I would really like that to be wrong, and so would Michael Moore, whose entire ten-point program for Occupy is well worth consdering. (It was rejected by the group charged with a “vision statement,” evidently on the grounds noted, above, a kneejerk refusal to be influenced, for fear of co-optation).
Moore is not my guru, but he’s hit it on the head lately, and I join him wholeheartedly in the conviction that getting private money out of the electoral process is the linchpin for any meaningful reform of our political system or economy.
Senator Bernie Sanders and Representative Ted Deutch have created companion amendments to the U.S. Constitution with key steps to help bring this about. (I’d like to see total public financing, which would be even more of a change, but this would help a great deal.)
No matter how corrupt the system, we the people still have constitutional rights to free speech and assembly, and access to a full array of tools to bring about democratic change. My New Year’s wish is for this change—divorcing money from politics—which can make possible a resurgent American democracy that brings the spirt of the streets into the statehouse. I don’t know with certainty that people will succeed in resurrecting true democracy if corporate wealth’s enormous thumb is removed from the scale; but without that change, I am deeply skeptical.
Happy New Year, everyone!

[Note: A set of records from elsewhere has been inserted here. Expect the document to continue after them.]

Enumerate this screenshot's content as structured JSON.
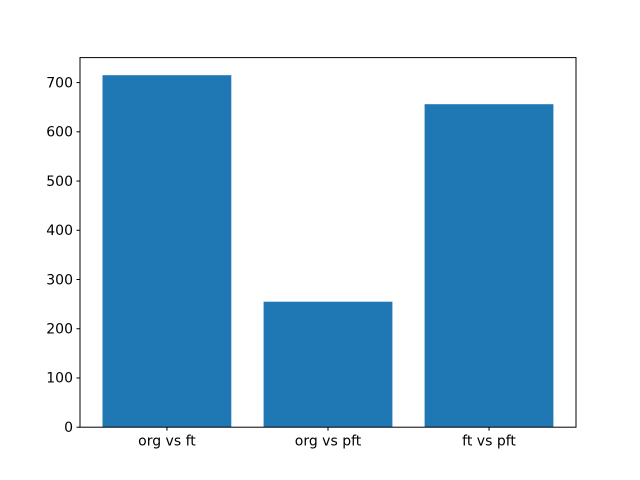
{
  "chart_data": {
    "type": "bar",
    "categories": [
      "org vs ft",
      "org vs pft",
      "ft vs pft"
    ],
    "values": [
      715,
      255,
      656
    ],
    "title": "",
    "xlabel": "",
    "ylabel": "",
    "yticks": [
      0,
      100,
      200,
      300,
      400,
      500,
      600,
      700
    ],
    "ylim": [
      0,
      750.75
    ],
    "xlim": [
      -0.54,
      2.54
    ],
    "bar_width": 0.8,
    "bar_color": "#1f77b4",
    "axis_color": "#000000",
    "background_color": "#ffffff",
    "grid": false,
    "legend": null
  }
}
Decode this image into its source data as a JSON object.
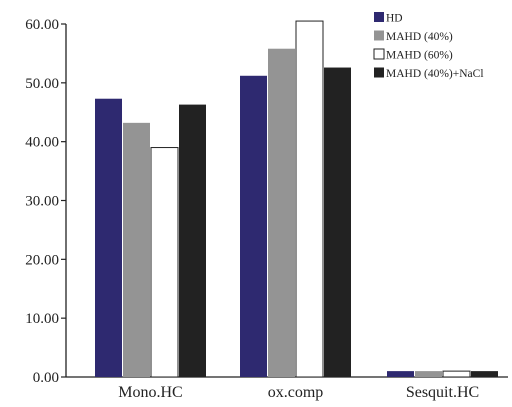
{
  "chart_data": {
    "type": "bar",
    "title": "",
    "xlabel": "",
    "ylabel": "",
    "ylim": [
      0,
      60
    ],
    "yticks": [
      "0.00",
      "10.00",
      "20.00",
      "30.00",
      "40.00",
      "50.00",
      "60.00"
    ],
    "categories": [
      "Mono.HC",
      "ox.comp",
      "Sesquit.HC"
    ],
    "series": [
      {
        "name": "HD",
        "color": "#2e2970",
        "values": [
          47.3,
          51.2,
          1.0
        ]
      },
      {
        "name": "MAHD (40%)",
        "color": "#949494",
        "values": [
          43.2,
          55.8,
          1.0
        ]
      },
      {
        "name": "MAHD (60%)",
        "color": "#ffffff",
        "values": [
          39.0,
          60.5,
          1.0
        ]
      },
      {
        "name": "MAHD (40%)+NaCl",
        "color": "#222222",
        "values": [
          46.3,
          52.6,
          1.0
        ]
      }
    ],
    "legend_position": "top-right",
    "grid": false
  }
}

May we all have reason to rejoice in the coming year. And just to be sure we start out as we mean to go on, eye candy!
Look in the mirror on this last day of the year. Gaze into your own eyes:
and all my instincts, they return
and the grand facade, so soon will burn
without a noise, without my pride
I reach out from the inside
in your eyes
the light the heat
in your eyes
I am complete
in your eyes
I see the doorway to a thousand churches
in your eyes
the resolution of all the fruitless searches
in your eyes
Peter Gabriel’s great song, “In Your Eyes,” a delicious duet with Youssou N’Dour.